A California city planning official has been fired after his remarks that we should let old, sick, homeless, and injured people die in the natural course of things during the coronavirus pandemic.
Ken Turnage II, chairman of the city planning commission of Antioch, a northern California city, said in a Facebook post last month that “the sick, the old, the injured” should be left during the pandemic to meet their “natural course in nature,” The Associated Press reported.
The now-deleted post cited a “herd mentality” is needed as a society, essentially allowing the sick and elderly to take one for the team so the rest of us can get back to business.
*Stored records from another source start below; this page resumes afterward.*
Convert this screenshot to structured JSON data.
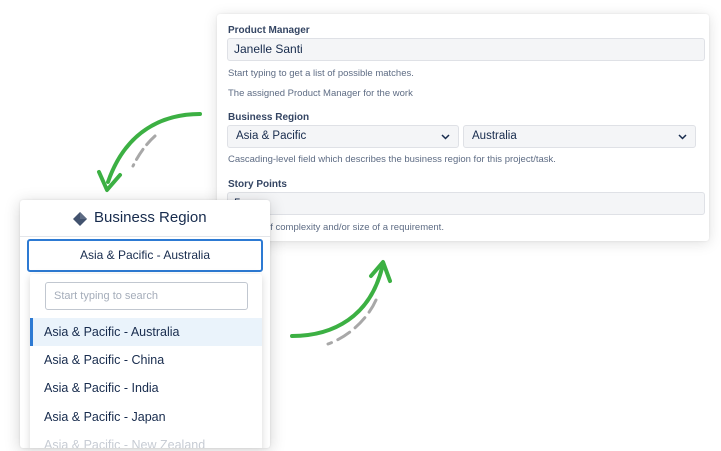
{
  "form": {
    "product_manager": {
      "label": "Product Manager",
      "value": "Janelle Santi",
      "help_1": "Start typing to get a list of possible matches.",
      "help_2": "The assigned Product Manager for the work"
    },
    "business_region": {
      "label": "Business Region",
      "region_value": "Asia & Pacific",
      "country_value": "Australia",
      "help": "Cascading-level field which describes the business region for this project/task."
    },
    "story_points": {
      "label": "Story Points",
      "value": "5",
      "help": "...ement of complexity and/or size of a requirement."
    }
  },
  "dropdown": {
    "title": "Business Region",
    "selected": "Asia & Pacific - Australia",
    "search_placeholder": "Start typing to search",
    "options": [
      "Asia & Pacific - Australia",
      "Asia & Pacific - China",
      "Asia & Pacific - India",
      "Asia & Pacific - Japan",
      "Asia & Pacific - New Zealand"
    ]
  },
  "colors": {
    "accent": "#2d7ad3",
    "arrow_green": "#3cb043",
    "arrow_gray": "#a8a8a8"
  },
  "icons": {
    "title_icon": "diamond-icon",
    "select_chevron": "chevron-down-icon"
  }
}
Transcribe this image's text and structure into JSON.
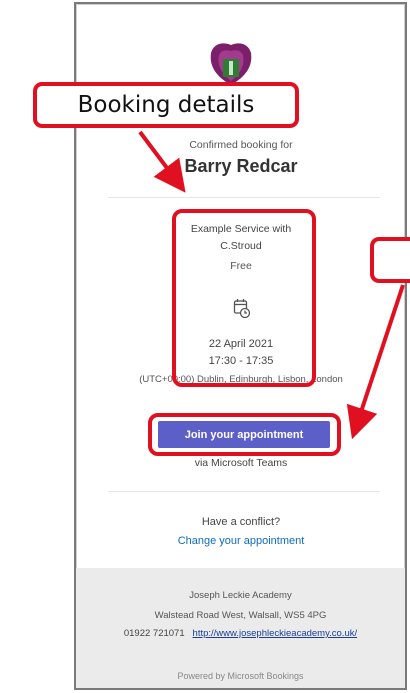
{
  "booking": {
    "confirmed_label": "Confirmed booking for",
    "customer_name": "Barry Redcar"
  },
  "service": {
    "name_line1": "Example Service with",
    "name_line2": "C.Stroud",
    "price": "Free",
    "date": "22 April 2021",
    "time": "17:30 - 17:35",
    "timezone": "(UTC+00:00) Dublin, Edinburgh, Lisbon, London"
  },
  "meeting": {
    "join_label": "Join your appointment",
    "via_label": "via Microsoft Teams"
  },
  "conflict": {
    "question": "Have a conflict?",
    "change_label": "Change your appointment"
  },
  "footer": {
    "org_name": "Joseph Leckie Academy",
    "address": "Walstead Road West, Walsall, WS5 4PG",
    "phone": "01922 721071",
    "website": "http://www.josephleckieacademy.co.uk/",
    "powered_by": "Powered by Microsoft Bookings"
  },
  "annotations": {
    "booking_details_label": "Booking details"
  },
  "colors": {
    "join_button": "#5b5fc7",
    "link": "#0f6cbd",
    "annotation": "#e01020",
    "footer_bg": "#ebebeb"
  },
  "icons": [
    "school-logo-icon",
    "calendar-clock-icon"
  ]
}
“The World has been introduced to a new phrase Herd Immunity which is a good one,” Turnage wrote. “In my opinion we need to adapt a Herd Mentality. A herd gathers it ranks, it allows the sick, the old, the injured to meet its natural course in nature,” adding that “homeless and other people who just defile themselves by either choice or mental issues” should be left to die and “would fix what is a significant burden on our Society and resources that can be used.”
Ken Turnage II has no business being a public official. What a gross human being. pic.twitter.com/rsO0MBfj1d
— B Djojonegoro 🏳️🌈 🔥 (@bdjojonegoro) April 30, 2020
Antioch Mayor Sean Wright, who appointed Turnage in 2017, was quick to admonish Turnage for his comments, calling them “abhorrent,” according to The Mercury News. Turnage has been vocal about ending the shelter-in-place orders, comparing the spread of coronavirus to a forest fire that burns off all the “old trees, fallen brush and scrub-shrub sucklings” that are a strain to its resources.
“In the city of Antioch, the City Council is committed to maintaining public confidence and trust in our city government. As public officials in one of the largest and most diverse cities in Contra Costa County, we are called to serve all residents of Antioch; whether young or old, rich or poor, healthy or unhealthy, housed or unhoused,” Wright said in a statement. He called a special session to have Turnage removed after he refused to step down.
For his part, Turnage seemed confused and outraged that he would be fired for his opinion. NBC News reported that he said in part that if the residents of Antioch lost faith in his ability to perform his job, “that’s their opinion and I can’t help that.” He also added that “targeting me with repercussion for this is a direct violation of my First Amendment rights.”
“It’s not like it used to be,” he continued, “when you could have an opinion, talk about it and then sit down and have a beer together and talk about football.” No sir, no it is not.